The Matt Mabe story (III): The meaning of “I had a son”
Here is another installment from Capt. Mabe, who is making the best of an involuntary recall to very active duty, after doing two tours in Iraq, and is now in eastern Afghanistan: On a wet June morning about a month ago, I stood outside a Cracker Barrel restaurant off Interstate 20 in Meridian, Mississippi. I ...
Here is another installment from Capt. Mabe, who is making the best of an involuntary recall to very active duty, after doing two tours in Iraq, and is now in eastern Afghanistan:
On a wet June morning about a month ago, I stood outside a Cracker Barrel restaurant off Interstate 20 in Meridian, Mississippi. I was among fifty or so Iraq- and Afghanistan-bound soldiers on an eight-hour charter bus ride from Camp Shelby to the Atlanta airport. To break up the trip we’d stopped for breakfast. Now, two fellow uniformed soldiers and I waited outside for other soldiers to finish their meals and get back on the bus.
Ink-dark rain clouds were moving in fast. Heavy raindrops began to thud against the hood of a parked pickup truck nearby. As we retreated to the restaurant’s covered patio, the three of us were stopped abruptly by a pretty, middle-aged brunette. She wore a wide-brimmed white cotton sun hat and stylish blue jeans. She smiled warmly and seemed unconcerned by the impending thunderstorm. A man with her, presumably her husband, continued up the steps and out of the rain.
“Are y’all goin’ to Afghanistan?” she asked with the soft, compassionate tone of a mother. No, we told her, one of us was actually going to Iraq. But I don’t think she heard us. She just pulled us all together and wrapped her arms around our sun-burnt necks. “Thank you, boys,” she said. “I had a son who went over there, to Afghanistan.” She had tears in her eyes as her husband gently tugged at her elbow and guided her away.
“Had” a son. Her use of the past tense was not lost on any of us. And suddenly, staying dry didn’t seem so important to us anymore.

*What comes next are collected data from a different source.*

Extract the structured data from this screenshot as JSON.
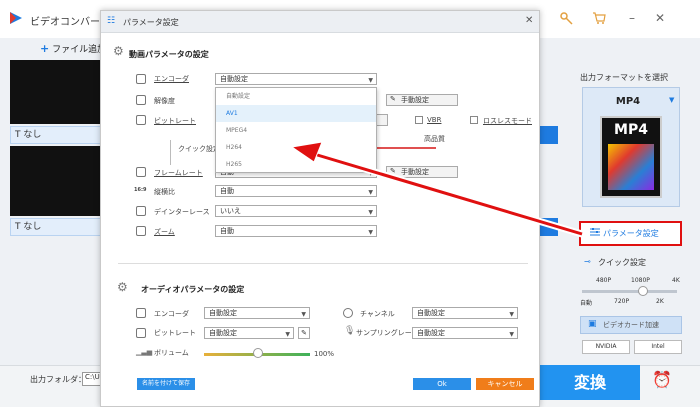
{
  "app": {
    "title": "ビデオコンバー",
    "add_file": "ファイル追加"
  },
  "left_list": {
    "items": [
      {
        "subtitle": "なし"
      },
      {
        "subtitle": "なし"
      }
    ]
  },
  "bottom": {
    "folder_label": "出力フォルダ：",
    "folder_value": "C:\\U",
    "convert": "変換"
  },
  "right_panel": {
    "format_label": "出力フォーマットを選択",
    "format_name": "MP4",
    "format_tile_text": "MP4",
    "param_button": "パラメータ設定",
    "quick_label": "クイック設定",
    "ticks_top": [
      "480P",
      "1080P",
      "4K"
    ],
    "ticks_bottom": [
      "自動",
      "720P",
      "2K"
    ],
    "gpu_label": "ビデオカード加速",
    "chips": [
      "NVIDIA",
      "Intel"
    ]
  },
  "dialog": {
    "title": "パラメータ設定",
    "video_section": "動画パラメータの設定",
    "encoder_label": "エンコーダ",
    "encoder_value": "自動設定",
    "resolution_label": "解像度",
    "manual_label": "手動設定",
    "bitrate_label": "ビットレート",
    "bitrate_btn": "定",
    "vbr": "VBR",
    "lossless": "ロスレスモード",
    "quality_high": "高品質",
    "quick_setting": "クイック設定",
    "framerate_label": "フレームレート",
    "framerate_value": "自動",
    "aspect_label": "縦横比",
    "aspect_value": "自動",
    "deinterlace_label": "デインターレース",
    "deinterlace_value": "いいえ",
    "zoom_label": "ズーム",
    "zoom_value": "自動",
    "audio_section": "オーディオパラメータの設定",
    "a_encoder_label": "エンコーダ",
    "a_encoder_value": "自動設定",
    "a_bitrate_label": "ビットレート",
    "a_bitrate_value": "自動設定",
    "a_volume_label": "ボリューム",
    "a_volume_value": "100%",
    "channel_label": "チャンネル",
    "channel_value": "自動設定",
    "sample_label": "サンプリングレート",
    "sample_value": "自動設定",
    "save_as": "名前を付けて保存",
    "ok": "Ok",
    "cancel": "キャンセル"
  },
  "encoder_dropdown": {
    "options": [
      "自動設定",
      "AV1",
      "MPEG4",
      "H264",
      "H265"
    ],
    "selected_index": 1
  },
  "colors": {
    "accent": "#1e7be0",
    "convert": "#2293f0",
    "highlight": "#e01010",
    "cancel": "#f07d1a"
  }
}
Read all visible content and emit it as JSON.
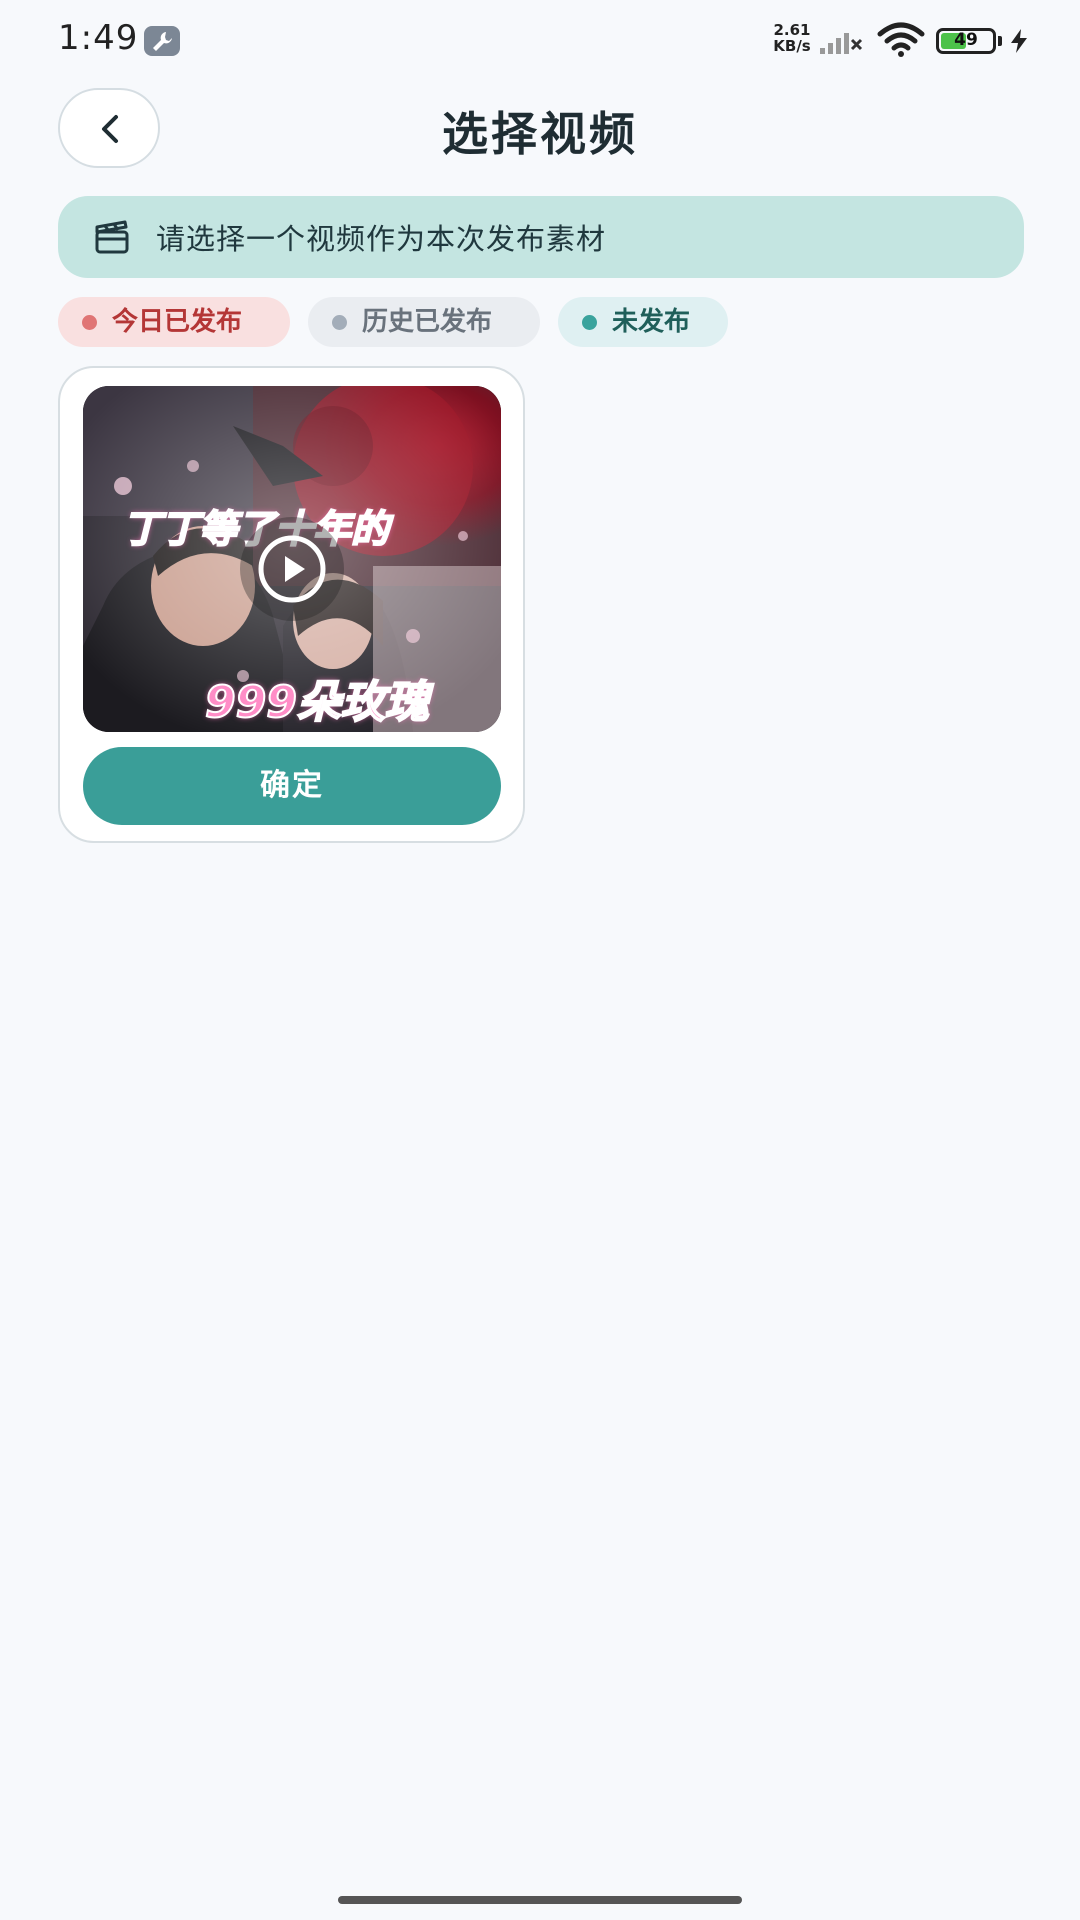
{
  "status_bar": {
    "time": "1:49",
    "net_speed_value": "2.61",
    "net_speed_unit": "KB/s",
    "battery_level": "49",
    "battery_fraction": 0.49
  },
  "header": {
    "title": "选择视频",
    "back_icon": "chevron-left-icon"
  },
  "banner": {
    "text": "请选择一个视频作为本次发布素材",
    "icon": "clapperboard-icon"
  },
  "filters": [
    {
      "label": "今日已发布",
      "color": "#e07575"
    },
    {
      "label": "历史已发布",
      "color": "#a3adb9"
    },
    {
      "label": "未发布",
      "color": "#3aa39d"
    }
  ],
  "videos": [
    {
      "caption_top": "丁丁等了十年的",
      "caption_bottom": "999朵玫瑰",
      "confirm_label": "确定"
    }
  ],
  "colors": {
    "accent": "#3a9e98",
    "banner_bg": "#c4e5e1",
    "background": "#f7f9fc"
  }
}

It’s easy, I think, for Americans to forget the tremendous burden that a select number of families have had to endure in this war. I am myself a two-tour Iraq vet. But in the subsequent years I spent as a civilian, even I allowed the comforts of my life in New York to shield me from the violence and heartbreak this eight-year-old war continues to inflict across our country. Some people I know blame the national media for neglecting a “tired story.” Others fault the government for playing down the wars’ true costs by, for instance, not allowing images of flag-draped coffins to make their way into newspapers and onto televisions. The fact is, there is plenty of blame to go around, not least among every single one of us, myself included.
I’ve been in Afghanistan now for about a month, assigned to Gardez in the rugged eastern mountains near the border with Pakistan. The death toll on coalition forces here is hitting all-time highs. IEDs are fast becoming the Taliban’s weapon of choice. Just last week, in southern Afghanistan, an IED claimed the life of another one of my West Point classmates, the ninth member of my class to die in combat since 2003. I’m ashamed to admit that it took being plucked from my new life as a journalist and sent back to a conflict zone for me to realize that this war truly does rage on. Maybe I even deserved it. Because almost every day, another mother in America is greeted on her front porch by three solemn men dressed in green to tell her that her child is never coming home.
No matter what our opinions are of the wars in Iraq and Afghanistan, this is something we simply cannot forget. At a time when our country is in crisis — economically and militarily — millions of Americans are re-examining the way they lived their lives during the recent boom years. We’ve heard a lot since last September about the collective sacrifices we all as taxpayers, consumers and investors must now make. But it’s important to remember that throughout the last decade, a far greater sacrifice was already being made by a silent minority — theirs paid for in blood. To forget that would be inexcusable.
And I know of one mother in Mississippi who would surely agree.”